Forecasters have predicted rain over parched California over the next two weeks, thanks to El Niño storms.

The El Niño effect brings warmer ocean temperatures and increased rainfall to the West coast of the Americas for many months. These episodes can be irregular, occurring every two to seven years for nine to 12 months, sometimes stretching on for years.

So what drives these shifting weather patterns across the Pacific Ocean?

Globally, ocean temperatures influence precipitation. Over warmer sections of the ocean, more clouds form and more rain falls in that region. 

Especially near the equator, the sun heats up sea surface temperatures. Most of the time, the Pacific trade winds push that warm water away from Central and South America toward Indonesia. Cold water from the depths of the ocean rises into that warm water's place, bringing drier weather to the Americas.

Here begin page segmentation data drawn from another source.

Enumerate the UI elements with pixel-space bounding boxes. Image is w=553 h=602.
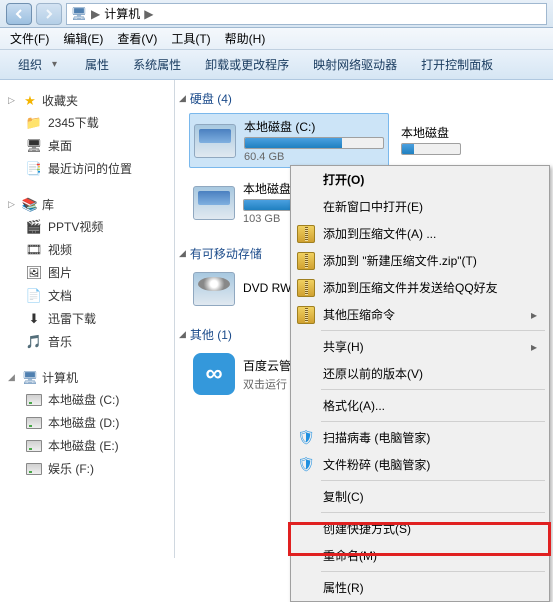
ctx-create-shortcut[interactable]: 创建快捷方式(S) xyxy=(291,515,549,542)
ctx-format[interactable]: 格式化(A)... xyxy=(291,392,549,419)
menu-view[interactable]: 查看(V) xyxy=(111,28,163,49)
forward-button[interactable] xyxy=(36,3,62,25)
drive-icon xyxy=(193,186,235,220)
sidebar: ▷★ 收藏夹 📁2345下载 🖥桌面 📑最近访问的位置 ▷📚 库 🎬PPTV视频… xyxy=(0,80,175,558)
ctx-share[interactable]: 共享(H)▸ xyxy=(291,333,549,360)
ctx-separator xyxy=(321,512,545,513)
uninstall-button[interactable]: 卸载或更改程序 xyxy=(201,54,293,75)
ctx-file-shred[interactable]: 🛡文件粉碎 (电脑管家) xyxy=(291,451,549,478)
section-hdd-header[interactable]: ◢硬盘 (4) xyxy=(179,88,549,109)
sidebar-item-xunlei[interactable]: ⬇迅雷下载 xyxy=(4,307,170,330)
usage-bar xyxy=(244,137,384,149)
zip-icon xyxy=(297,306,315,324)
zip-icon xyxy=(297,279,315,297)
menubar: 文件(F) 编辑(E) 查看(V) 工具(T) 帮助(H) xyxy=(0,28,553,50)
titlebar: 🖥 ▶ 计算机 ▶ xyxy=(0,0,553,28)
ctx-separator xyxy=(321,389,545,390)
drive-icon xyxy=(26,463,42,475)
properties-button[interactable]: 属性 xyxy=(81,54,113,75)
download-icon: ⬇ xyxy=(26,311,42,327)
ctx-copy[interactable]: 复制(C) xyxy=(291,483,549,510)
sidebar-item-2345[interactable]: 📁2345下载 xyxy=(4,111,170,134)
sidebar-item-video[interactable]: 🎞视频 xyxy=(4,238,170,261)
sidebar-item-documents[interactable]: 📄文档 xyxy=(4,284,170,307)
menu-tools[interactable]: 工具(T) xyxy=(165,28,216,49)
video-icon: 🎬 xyxy=(26,219,42,235)
sidebar-item-drive-d[interactable]: 本地磁盘 (D:) xyxy=(4,411,170,434)
ctx-open[interactable]: 打开(O) xyxy=(291,166,549,193)
sidebar-item-drive-e[interactable]: 本地磁盘 (E:) xyxy=(4,434,170,457)
breadcrumb-location[interactable]: 计算机 xyxy=(104,5,140,22)
drive-icon xyxy=(26,417,42,429)
ctx-restore[interactable]: 还原以前的版本(V) xyxy=(291,360,549,387)
drive-icon xyxy=(26,394,42,406)
drive-icon xyxy=(194,124,236,158)
sidebar-item-drive-f[interactable]: 娱乐 (F:) xyxy=(4,457,170,480)
ctx-open-new-window[interactable]: 在新窗口中打开(E) xyxy=(291,193,549,220)
star-icon: ★ xyxy=(22,93,38,109)
ctx-add-send-qq[interactable]: 添加到压缩文件并发送给QQ好友 xyxy=(291,274,549,301)
breadcrumb-arrow: ▶ xyxy=(91,7,100,21)
sidebar-item-drive-c[interactable]: 本地磁盘 (C:) xyxy=(4,388,170,411)
menu-edit[interactable]: 编辑(E) xyxy=(57,28,109,49)
sidebar-favorites-header[interactable]: ▷★ 收藏夹 xyxy=(4,90,170,111)
ctx-scan-virus[interactable]: 🛡扫描病毒 (电脑管家) xyxy=(291,424,549,451)
control-panel-button[interactable]: 打开控制面板 xyxy=(417,54,497,75)
sidebar-item-music[interactable]: 🎵音乐 xyxy=(4,330,170,353)
usage-bar xyxy=(401,143,461,155)
desktop-icon: 🖥 xyxy=(26,138,42,154)
toolbar: 组织 ▾ 属性 系统属性 卸载或更改程序 映射网络驱动器 打开控制面板 xyxy=(0,50,553,80)
documents-icon: 📄 xyxy=(26,288,42,304)
library-icon: 📚 xyxy=(22,197,38,213)
sidebar-libraries-header[interactable]: ▷📚 库 xyxy=(4,194,170,215)
address-bar[interactable]: 🖥 ▶ 计算机 ▶ xyxy=(66,3,547,25)
computer-icon: 🖥 xyxy=(22,370,38,386)
drive-c[interactable]: 本地磁盘 (C:) 60.4 GB xyxy=(189,113,389,168)
dvd-icon xyxy=(193,272,235,306)
drive-icon xyxy=(26,440,42,452)
ctx-separator xyxy=(321,480,545,481)
music-icon: 🎵 xyxy=(26,334,42,350)
computer-icon: 🖥 xyxy=(71,6,87,22)
menu-help[interactable]: 帮助(H) xyxy=(219,28,272,49)
ctx-rename[interactable]: 重命名(M) xyxy=(291,542,549,569)
sidebar-computer-header[interactable]: ◢🖥 计算机 xyxy=(4,367,170,388)
back-button[interactable] xyxy=(6,3,32,25)
video-icon: 🎞 xyxy=(26,242,42,258)
sidebar-item-recent[interactable]: 📑最近访问的位置 xyxy=(4,157,170,180)
submenu-arrow-icon: ▸ xyxy=(531,308,537,322)
ctx-add-zip[interactable]: 添加到 "新建压缩文件.zip"(T) xyxy=(291,247,549,274)
context-menu: 打开(O) 在新窗口中打开(E) 添加到压缩文件(A) ... 添加到 "新建压… xyxy=(290,165,550,602)
ctx-properties[interactable]: 属性(R) xyxy=(291,574,549,601)
shield-icon: 🛡 xyxy=(297,429,315,447)
ctx-separator xyxy=(321,421,545,422)
drive-item[interactable]: 本地磁盘 xyxy=(397,113,497,168)
pictures-icon: 🖼 xyxy=(26,265,42,281)
ctx-separator xyxy=(321,571,545,572)
ctx-separator xyxy=(321,330,545,331)
sidebar-item-pptv[interactable]: 🎬PPTV视频 xyxy=(4,215,170,238)
ctx-add-archive[interactable]: 添加到压缩文件(A) ... xyxy=(291,220,549,247)
map-drive-button[interactable]: 映射网络驱动器 xyxy=(309,54,401,75)
zip-icon xyxy=(297,225,315,243)
zip-icon xyxy=(297,252,315,270)
submenu-arrow-icon: ▸ xyxy=(531,340,537,354)
shield-icon: 🛡 xyxy=(297,456,315,474)
menu-file[interactable]: 文件(F) xyxy=(4,28,55,49)
organize-button[interactable]: 组织 ▾ xyxy=(10,52,65,77)
sidebar-item-desktop[interactable]: 🖥桌面 xyxy=(4,134,170,157)
ctx-other-archive[interactable]: 其他压缩命令▸ xyxy=(291,301,549,328)
system-properties-button[interactable]: 系统属性 xyxy=(129,54,185,75)
sidebar-item-pictures[interactable]: 🖼图片 xyxy=(4,261,170,284)
recent-icon: 📑 xyxy=(26,161,42,177)
cloud-icon: ∞ xyxy=(193,353,235,395)
breadcrumb-arrow: ▶ xyxy=(144,7,153,21)
folder-icon: 📁 xyxy=(26,115,42,131)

But when that wind weakens or changes direction, usually in the fall or winter, the water along the west coast of the Americas gets warmer again. That is El Niño.

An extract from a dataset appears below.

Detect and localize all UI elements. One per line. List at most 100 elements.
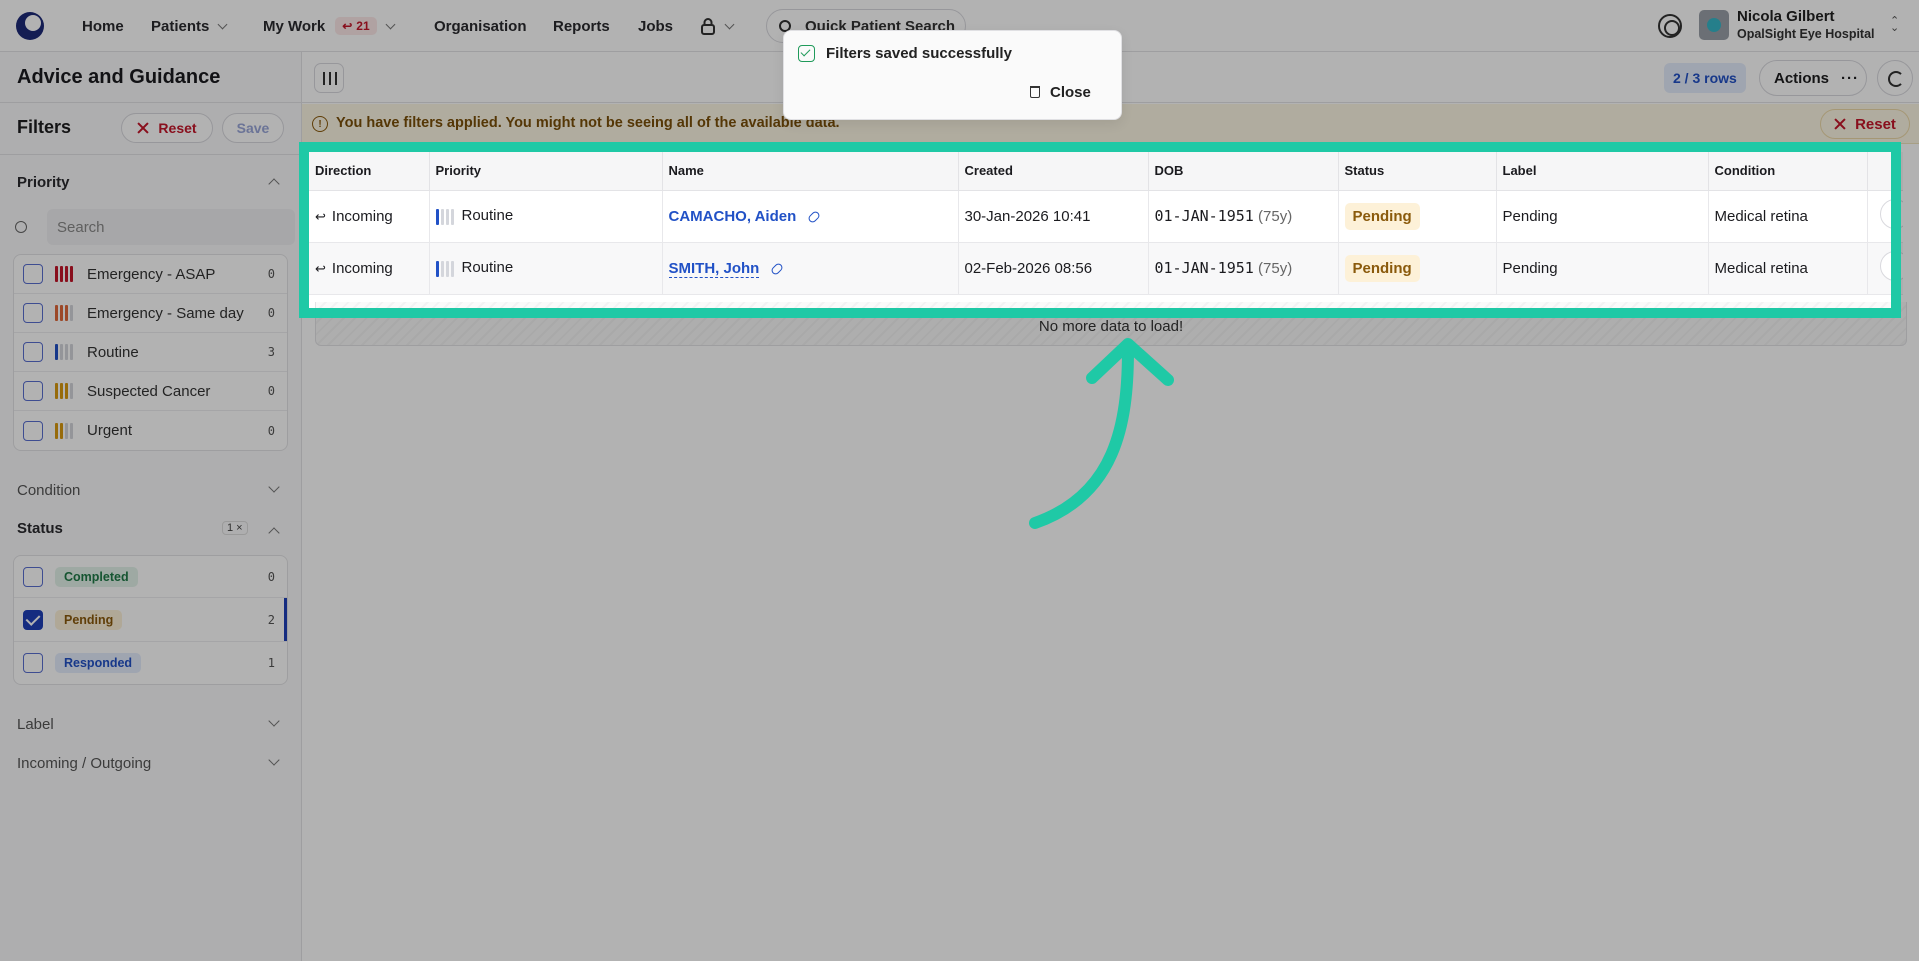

El Niño has a counterpart, La Niña. Together, they form the El Niño-Southern Oscillation, or ENSO. El Niño is the warm phase, while La Niña appears as its cold opposite.

The current El Niño is predicted to soak the west coast, bringing hope of relief from the region's four-year drought. 

Bill Patzert, climatologist with NASA’s Jet Propulsion Laboratory in La Cañada Flintridge, Calif., told the Los Angeles Times, “I’m quite optimistic that the entire state is going to get hosed."

But such a downpour could shock the parched California dirt, leading to mudslides and flooding. And Dr. Patzert says it's unlikely that El Niño will deliver enough of a punch to knock out California's drought. 

"Over a 25-year period, over the long term, El Niño provides only 7% of our water. So as much as we’re hyping it, it’s not a big player," Patzert said. "It’s fast and furious, but it’s too irregular – the gap between El Niños is too long to build any statues to El Niño to be a drought-buster." 

Still, any rain will bring some relief, as groundwater, reservoirs, and snowpack are dwindling. 

El Niño was named by South American fishermen in the 1600s. When unusually warm water appeared where they were fishing in the ocean, they noticed many of the fish disappear or move. The name means The Little Boy or Christ Child, in Spanish, named for proximity to Christmas.